Pescara, cocaina al posto del detersivo nel market dello spaccio

Due donne di etnia rom arrestate questa mattina dalla Guardia di Finanza che da tempo seguiva i loro movimenti e quelli dei loro clienti in un negozio di Rancitelli
PESCARA. Spacciavano cocaina nel negozio di quartiere nascondendo la droga nei flaconi di detersivo. E così in esecuzione di un'ordinanza di custodia cautelare emessa dal gip di Pescara Nicola Colantonio, su richiesta del pm Gennaro Varone, i finanzieri del Comando Provinciale di Pescara questa mattina hanno arrestato due donne di etnia rom, una destinataria della misura in carcere e l’altra dei domiciliari, responsabili di aver realizzato una fitta rete di spaccio di cocaina ed altre sostanze stupefacenti nel quartiere Rancitelli, vicino al cosiddetto "Ferro di cavallo". Da tempo le Fiamme Gialle pescaresi monitoravano nel quartiere un intenso viavai nei pressi di un piccolo market che, anche in orario di chiusura, riceveva da molti clienti richieste di “birre ghiacciate” o “detersivo”.

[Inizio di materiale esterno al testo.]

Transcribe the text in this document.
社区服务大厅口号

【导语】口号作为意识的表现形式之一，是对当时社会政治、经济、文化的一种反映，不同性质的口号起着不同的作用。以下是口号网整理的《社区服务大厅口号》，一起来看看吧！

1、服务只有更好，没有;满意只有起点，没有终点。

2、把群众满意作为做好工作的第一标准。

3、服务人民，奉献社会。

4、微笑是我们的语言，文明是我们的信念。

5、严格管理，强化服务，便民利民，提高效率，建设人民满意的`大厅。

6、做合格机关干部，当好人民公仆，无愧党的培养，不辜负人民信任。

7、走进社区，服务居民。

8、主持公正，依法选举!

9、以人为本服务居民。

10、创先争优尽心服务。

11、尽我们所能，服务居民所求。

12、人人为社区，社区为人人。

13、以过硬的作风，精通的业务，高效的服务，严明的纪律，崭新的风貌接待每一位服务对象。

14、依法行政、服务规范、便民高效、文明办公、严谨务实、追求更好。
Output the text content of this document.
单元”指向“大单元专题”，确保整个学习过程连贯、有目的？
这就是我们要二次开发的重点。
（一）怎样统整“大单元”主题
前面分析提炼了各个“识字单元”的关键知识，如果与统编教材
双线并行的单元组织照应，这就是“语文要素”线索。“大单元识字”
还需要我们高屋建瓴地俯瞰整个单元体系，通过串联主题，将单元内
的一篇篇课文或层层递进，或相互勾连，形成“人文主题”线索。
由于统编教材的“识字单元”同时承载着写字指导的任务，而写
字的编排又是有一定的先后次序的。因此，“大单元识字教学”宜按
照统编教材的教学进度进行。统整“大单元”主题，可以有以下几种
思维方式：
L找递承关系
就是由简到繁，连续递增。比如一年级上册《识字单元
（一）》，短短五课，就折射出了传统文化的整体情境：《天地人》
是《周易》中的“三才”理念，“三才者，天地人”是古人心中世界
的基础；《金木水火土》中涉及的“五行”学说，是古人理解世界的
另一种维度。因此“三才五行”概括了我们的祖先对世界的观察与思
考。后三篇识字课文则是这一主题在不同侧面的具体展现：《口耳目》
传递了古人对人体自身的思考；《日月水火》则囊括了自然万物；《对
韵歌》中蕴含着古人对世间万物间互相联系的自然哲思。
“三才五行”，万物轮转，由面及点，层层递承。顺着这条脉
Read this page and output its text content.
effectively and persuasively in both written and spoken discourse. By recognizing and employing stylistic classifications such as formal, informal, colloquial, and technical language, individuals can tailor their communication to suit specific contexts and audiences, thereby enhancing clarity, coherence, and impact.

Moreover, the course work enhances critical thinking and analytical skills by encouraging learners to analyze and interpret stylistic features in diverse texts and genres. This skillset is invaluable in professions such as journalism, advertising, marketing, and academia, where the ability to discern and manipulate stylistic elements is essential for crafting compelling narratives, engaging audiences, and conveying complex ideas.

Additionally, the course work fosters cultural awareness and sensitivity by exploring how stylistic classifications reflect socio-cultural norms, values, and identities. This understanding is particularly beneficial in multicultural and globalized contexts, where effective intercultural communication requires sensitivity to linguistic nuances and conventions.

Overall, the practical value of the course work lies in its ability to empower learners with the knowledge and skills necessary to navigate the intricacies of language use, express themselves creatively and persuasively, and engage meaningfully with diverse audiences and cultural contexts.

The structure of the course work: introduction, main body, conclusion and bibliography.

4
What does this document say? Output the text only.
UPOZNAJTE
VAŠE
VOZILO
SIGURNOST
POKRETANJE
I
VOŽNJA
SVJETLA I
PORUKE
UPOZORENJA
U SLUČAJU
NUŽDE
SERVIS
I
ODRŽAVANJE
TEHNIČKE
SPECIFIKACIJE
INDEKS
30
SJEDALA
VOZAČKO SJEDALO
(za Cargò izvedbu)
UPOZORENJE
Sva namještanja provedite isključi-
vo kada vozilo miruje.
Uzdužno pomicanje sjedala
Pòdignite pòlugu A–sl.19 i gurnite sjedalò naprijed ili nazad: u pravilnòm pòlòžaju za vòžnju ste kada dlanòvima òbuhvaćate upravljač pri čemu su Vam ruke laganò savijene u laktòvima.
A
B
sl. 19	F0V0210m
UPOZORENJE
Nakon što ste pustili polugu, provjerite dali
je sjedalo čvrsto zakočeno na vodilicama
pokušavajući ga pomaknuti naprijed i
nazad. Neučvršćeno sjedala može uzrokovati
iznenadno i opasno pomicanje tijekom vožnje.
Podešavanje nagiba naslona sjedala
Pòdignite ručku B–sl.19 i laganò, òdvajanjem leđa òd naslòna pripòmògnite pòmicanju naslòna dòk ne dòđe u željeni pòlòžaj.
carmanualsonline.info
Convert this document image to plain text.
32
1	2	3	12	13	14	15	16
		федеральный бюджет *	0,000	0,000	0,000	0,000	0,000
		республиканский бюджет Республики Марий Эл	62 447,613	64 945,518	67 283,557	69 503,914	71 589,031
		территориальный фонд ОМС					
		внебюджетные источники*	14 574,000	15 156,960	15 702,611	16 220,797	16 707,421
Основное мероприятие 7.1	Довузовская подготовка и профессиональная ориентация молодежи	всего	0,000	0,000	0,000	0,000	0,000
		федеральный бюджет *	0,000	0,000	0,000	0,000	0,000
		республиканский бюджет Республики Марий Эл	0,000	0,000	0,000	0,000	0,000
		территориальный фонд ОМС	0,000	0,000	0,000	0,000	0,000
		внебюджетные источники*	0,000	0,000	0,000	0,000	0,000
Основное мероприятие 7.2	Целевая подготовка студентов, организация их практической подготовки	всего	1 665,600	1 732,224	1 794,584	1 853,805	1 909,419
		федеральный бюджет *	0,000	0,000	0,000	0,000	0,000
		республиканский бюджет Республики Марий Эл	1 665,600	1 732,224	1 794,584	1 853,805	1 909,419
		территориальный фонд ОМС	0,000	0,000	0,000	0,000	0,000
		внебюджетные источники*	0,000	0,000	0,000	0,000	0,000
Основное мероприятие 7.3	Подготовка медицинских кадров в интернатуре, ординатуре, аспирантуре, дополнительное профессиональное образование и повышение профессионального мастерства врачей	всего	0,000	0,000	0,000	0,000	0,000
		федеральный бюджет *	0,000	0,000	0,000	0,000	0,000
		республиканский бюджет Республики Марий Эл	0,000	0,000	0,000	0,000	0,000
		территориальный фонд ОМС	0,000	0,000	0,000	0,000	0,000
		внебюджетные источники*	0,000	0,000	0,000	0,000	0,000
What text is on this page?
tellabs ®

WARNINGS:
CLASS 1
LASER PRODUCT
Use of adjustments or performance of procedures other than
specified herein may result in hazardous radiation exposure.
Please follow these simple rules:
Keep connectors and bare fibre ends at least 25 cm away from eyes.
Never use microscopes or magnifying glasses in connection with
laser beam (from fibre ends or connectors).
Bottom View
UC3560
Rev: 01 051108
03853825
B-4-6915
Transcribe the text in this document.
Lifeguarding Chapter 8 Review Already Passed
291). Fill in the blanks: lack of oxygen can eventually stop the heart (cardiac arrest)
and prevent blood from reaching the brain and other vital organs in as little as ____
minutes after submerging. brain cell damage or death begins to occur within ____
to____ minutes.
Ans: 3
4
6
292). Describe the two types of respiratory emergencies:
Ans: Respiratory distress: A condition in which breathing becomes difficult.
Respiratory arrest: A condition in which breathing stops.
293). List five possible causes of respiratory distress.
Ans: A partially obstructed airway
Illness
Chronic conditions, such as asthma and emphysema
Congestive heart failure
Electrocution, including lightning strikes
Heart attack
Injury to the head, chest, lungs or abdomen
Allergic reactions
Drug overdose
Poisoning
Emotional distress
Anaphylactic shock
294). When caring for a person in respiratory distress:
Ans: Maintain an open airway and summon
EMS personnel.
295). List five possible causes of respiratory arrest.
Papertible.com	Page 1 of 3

Gli elementi investigativi raccolti hanno consentito ai militari del Nucleo di Polizia Tributaria di Pescara di decriptare il linguaggio e i segni convenzionali utilizzati dai clienti – tutti identificati – di quel negozio ed individuare nelle due rom i referenti dello spaccio di stupefacenti, in particolare cocaina, nella zona. Le due donne, peraltro risultate gravate da svariate condanne, sono apparse particolarmente abili nel gestire l’attività illecita: al fine di eludere eventuali controlli si avvalevano della copertura e della insospettabile complicità del gestore dell’esercizio commerciale per contattare i numerosi tossicodipendenti ed occultare lo stupefacente. In particolare, una delle due, era solita effettuare le consegne nascondendo la droga all’interno dei flaconi del detersivo. L’operazione odierna, scattata nella prima mattinata, ha visto impegnati i militari del Nucleo di Polizia Tributaria di Pescara oltre che nell’esecuzione dell’ordinanza di custodia cautelare, anche in varie perquisizioni domiciliari, con l’ausilio di due unità cinofile. In carcere è finita A.C., di 36 anni, originaria di Termoli, mentre ai domiciliari è finita P.F. di 47 anni di Pescara.